In a Rhode Island accident case, you can get compensation for lost wages that may happen going forward, in the future. There are different types of lost wage claims, and they all have different measures of proof.
Permanently Out of Work
In some cases, the injuries to a victim are so catastrophic that they will never return to any form of work again.
This is, of course, the most serious form of future lost wage damages. In awarding damages, the jury will look at what the victim earned at work, how much his or her salary or income could be anticipated to go up in the future, adjust for things like raises, or inflation, and make a future lost wage claim award.
Different Types of Work
In other situations, the victim may be able to go back to work—just not the kind or type of work they were previously working in. So, for example, imagine someone is a construction site foreman. That person was on track to become a supervisor, or a general contractor or to take over as CEO or owner of the construction company.

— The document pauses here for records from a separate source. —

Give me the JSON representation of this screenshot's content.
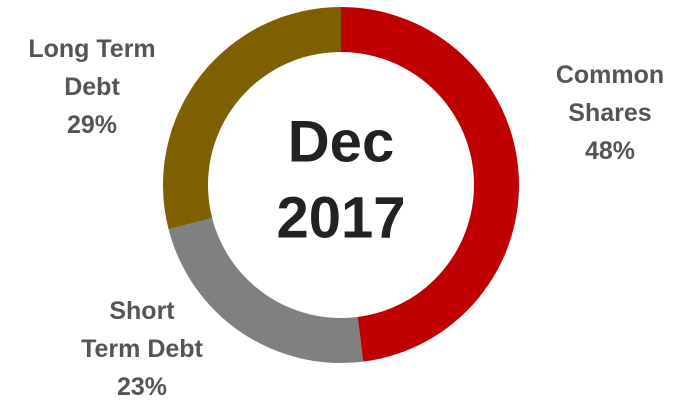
{
  "chart_data": {
    "type": "donut",
    "center_label": [
      "Dec",
      "2017"
    ],
    "categories": [
      "Common Shares",
      "Short Term Debt",
      "Long Term Debt"
    ],
    "values": [
      48,
      23,
      29
    ],
    "value_labels": [
      "48%",
      "23%",
      "29%"
    ],
    "colors": [
      "#c00000",
      "#808080",
      "#7f6000"
    ]
  }
}
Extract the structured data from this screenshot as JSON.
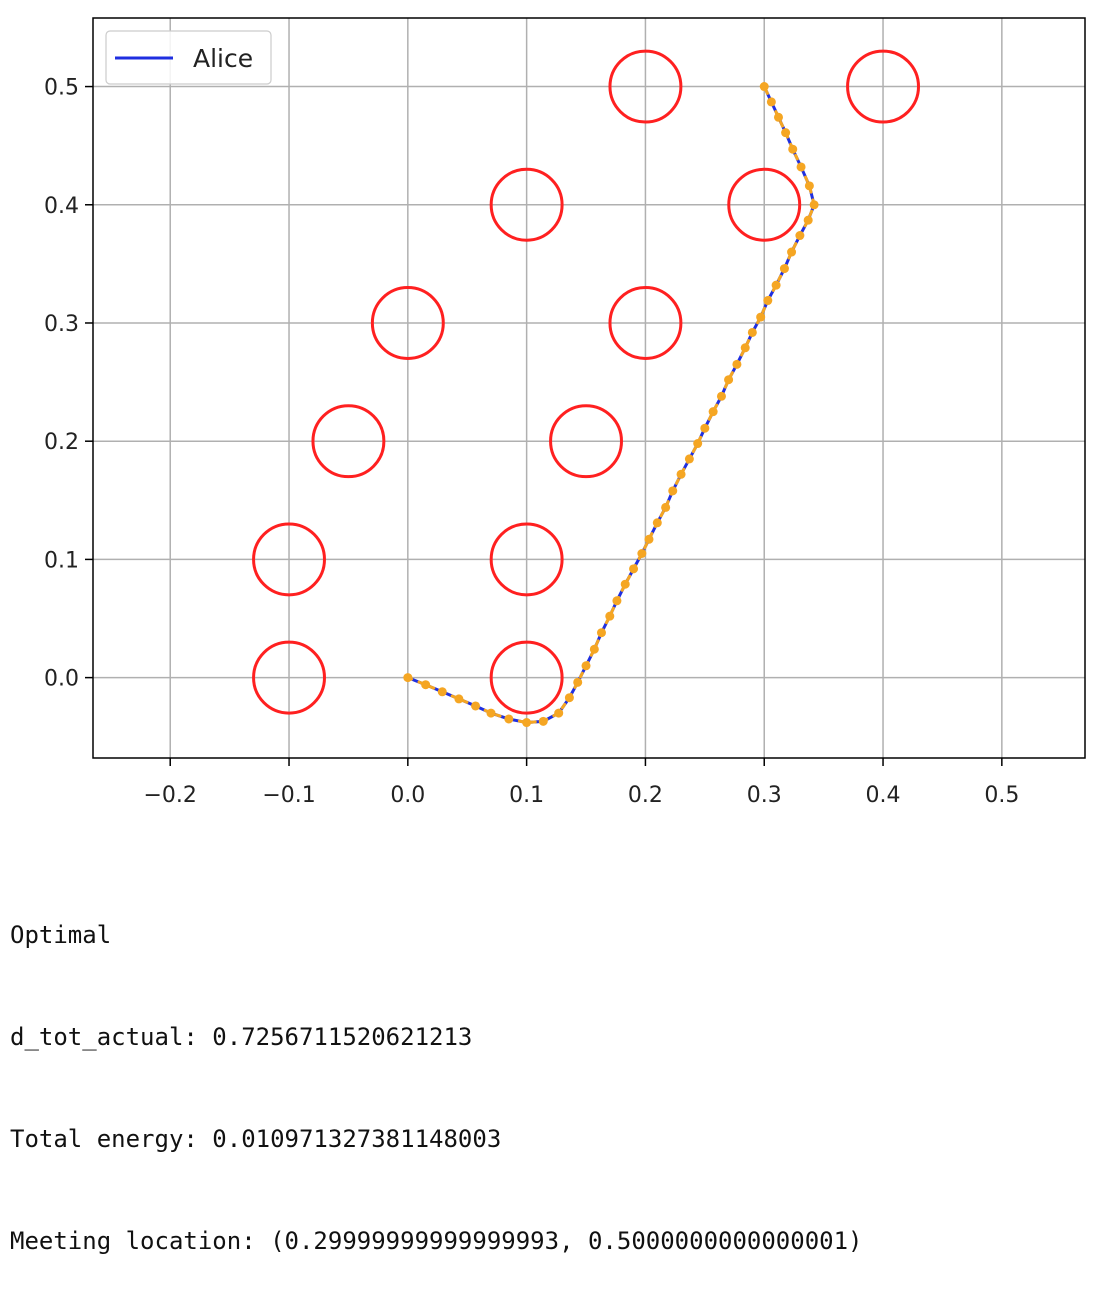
{
  "chart_data": {
    "type": "line",
    "title": "",
    "xlabel": "",
    "ylabel": "",
    "xlim": [
      -0.265,
      0.57
    ],
    "ylim": [
      -0.068,
      0.558
    ],
    "grid": true,
    "legend_position": "top-left",
    "x_ticks": [
      "−0.2",
      "−0.1",
      "0.0",
      "0.1",
      "0.2",
      "0.3",
      "0.4",
      "0.5"
    ],
    "x_tick_values": [
      -0.2,
      -0.1,
      0.0,
      0.1,
      0.2,
      0.3,
      0.4,
      0.5
    ],
    "y_ticks": [
      "0.0",
      "0.1",
      "0.2",
      "0.3",
      "0.4",
      "0.5"
    ],
    "y_tick_values": [
      0.0,
      0.1,
      0.2,
      0.3,
      0.4,
      0.5
    ],
    "obstacles": {
      "radius": 0.03,
      "color": "#ff2020",
      "centers": [
        [
          -0.1,
          0.0
        ],
        [
          0.1,
          0.0
        ],
        [
          -0.1,
          0.1
        ],
        [
          0.1,
          0.1
        ],
        [
          -0.05,
          0.2
        ],
        [
          0.15,
          0.2
        ],
        [
          0.0,
          0.3
        ],
        [
          0.2,
          0.3
        ],
        [
          0.1,
          0.4
        ],
        [
          0.3,
          0.4
        ],
        [
          0.2,
          0.5
        ],
        [
          0.4,
          0.5
        ]
      ]
    },
    "series": [
      {
        "name": "Alice",
        "color": "#1f2fe0",
        "marker_color": "#f5a623",
        "points": [
          [
            0.0,
            0.0
          ],
          [
            0.015,
            -0.006
          ],
          [
            0.029,
            -0.012
          ],
          [
            0.043,
            -0.018
          ],
          [
            0.057,
            -0.024
          ],
          [
            0.07,
            -0.03
          ],
          [
            0.085,
            -0.035
          ],
          [
            0.1,
            -0.038
          ],
          [
            0.114,
            -0.037
          ],
          [
            0.127,
            -0.03
          ],
          [
            0.136,
            -0.017
          ],
          [
            0.143,
            -0.004
          ],
          [
            0.15,
            0.01
          ],
          [
            0.157,
            0.024
          ],
          [
            0.163,
            0.038
          ],
          [
            0.17,
            0.052
          ],
          [
            0.176,
            0.065
          ],
          [
            0.183,
            0.079
          ],
          [
            0.19,
            0.092
          ],
          [
            0.197,
            0.105
          ],
          [
            0.203,
            0.117
          ],
          [
            0.21,
            0.131
          ],
          [
            0.217,
            0.144
          ],
          [
            0.223,
            0.158
          ],
          [
            0.23,
            0.172
          ],
          [
            0.237,
            0.185
          ],
          [
            0.244,
            0.198
          ],
          [
            0.25,
            0.211
          ],
          [
            0.257,
            0.225
          ],
          [
            0.264,
            0.238
          ],
          [
            0.27,
            0.252
          ],
          [
            0.277,
            0.265
          ],
          [
            0.284,
            0.279
          ],
          [
            0.29,
            0.292
          ],
          [
            0.297,
            0.305
          ],
          [
            0.303,
            0.319
          ],
          [
            0.31,
            0.332
          ],
          [
            0.317,
            0.346
          ],
          [
            0.323,
            0.36
          ],
          [
            0.33,
            0.374
          ],
          [
            0.337,
            0.387
          ],
          [
            0.342,
            0.4
          ],
          [
            0.338,
            0.416
          ],
          [
            0.331,
            0.432
          ],
          [
            0.324,
            0.447
          ],
          [
            0.318,
            0.461
          ],
          [
            0.312,
            0.474
          ],
          [
            0.306,
            0.487
          ],
          [
            0.3,
            0.5
          ]
        ]
      }
    ]
  },
  "output": {
    "line1": "Optimal",
    "line2": "d_tot_actual: 0.7256711520621213",
    "line3": "Total energy: 0.010971327381148003",
    "line4": "Meeting location: (0.29999999999999993, 0.5000000000000001)"
  }
}
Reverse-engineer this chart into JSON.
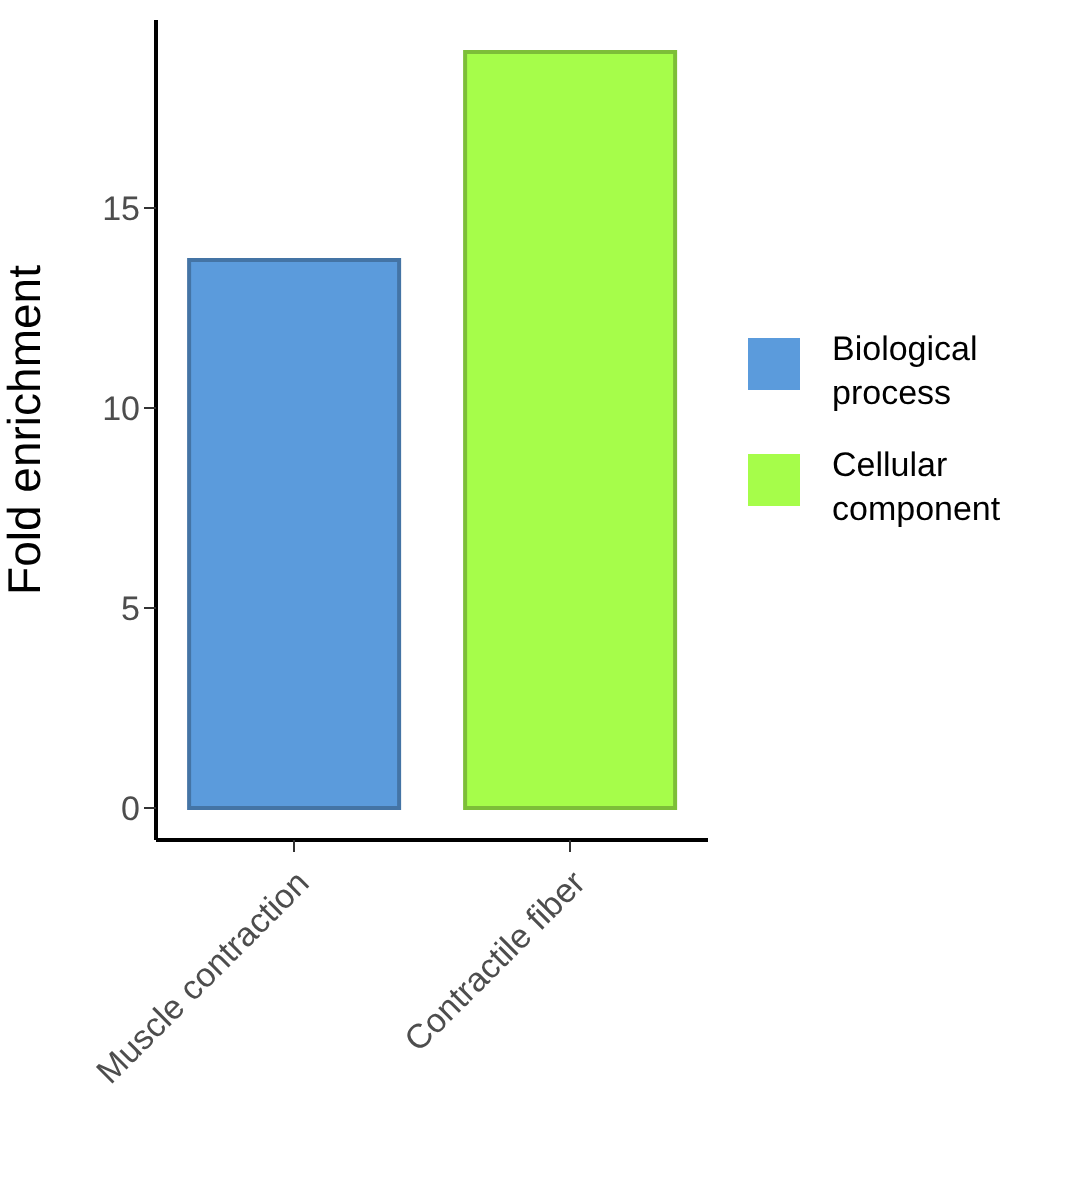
{
  "chart_data": {
    "type": "bar",
    "ylabel": "Fold enrichment",
    "categories": [
      "Muscle contraction",
      "Contractile fiber"
    ],
    "series": [
      {
        "name": "Biological process",
        "color": "#5b9bdc",
        "values": [
          13.7,
          null
        ]
      },
      {
        "name": "Cellular component",
        "color": "#a6fd4a",
        "values": [
          null,
          18.9
        ]
      }
    ],
    "ylim": [
      -0.8,
      19.7
    ],
    "yticks": [
      0,
      5,
      10,
      15
    ],
    "grid": false,
    "legend": "right"
  }
}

After an accident, construction work is no longer physically possible. Now that person can only do office jobs. He or she will never advance and make the money he or she would have, had he been able to stay in the construction field, where he or she was most skilled and qualified.
Shortened Work Lifespan
In other cases, someone can return to his or her chosen field or profession. However, the time expectancy and work years have been shortened.
In very physically strenuous jobs, the victim’s body may be expected to break down earlier, or develop arthritis, or other secondary injuries, illnesses or diseases, because of the injuries sustained in the accident. The victim should be compensated for those years that he or she was expected to work but now, in all likelihood, will never be able to do.
Sporadic Time Away From Work
An injury in an accident may not be career threatening. It may just mean more time out of work for future necessary surgeries, therapies, or procedures. Any injury that will require continuous, ongoing treatment, will carry with it a certain expectation that the victim will need to miss work. Those are also lost days that the victim can and should be compensated for.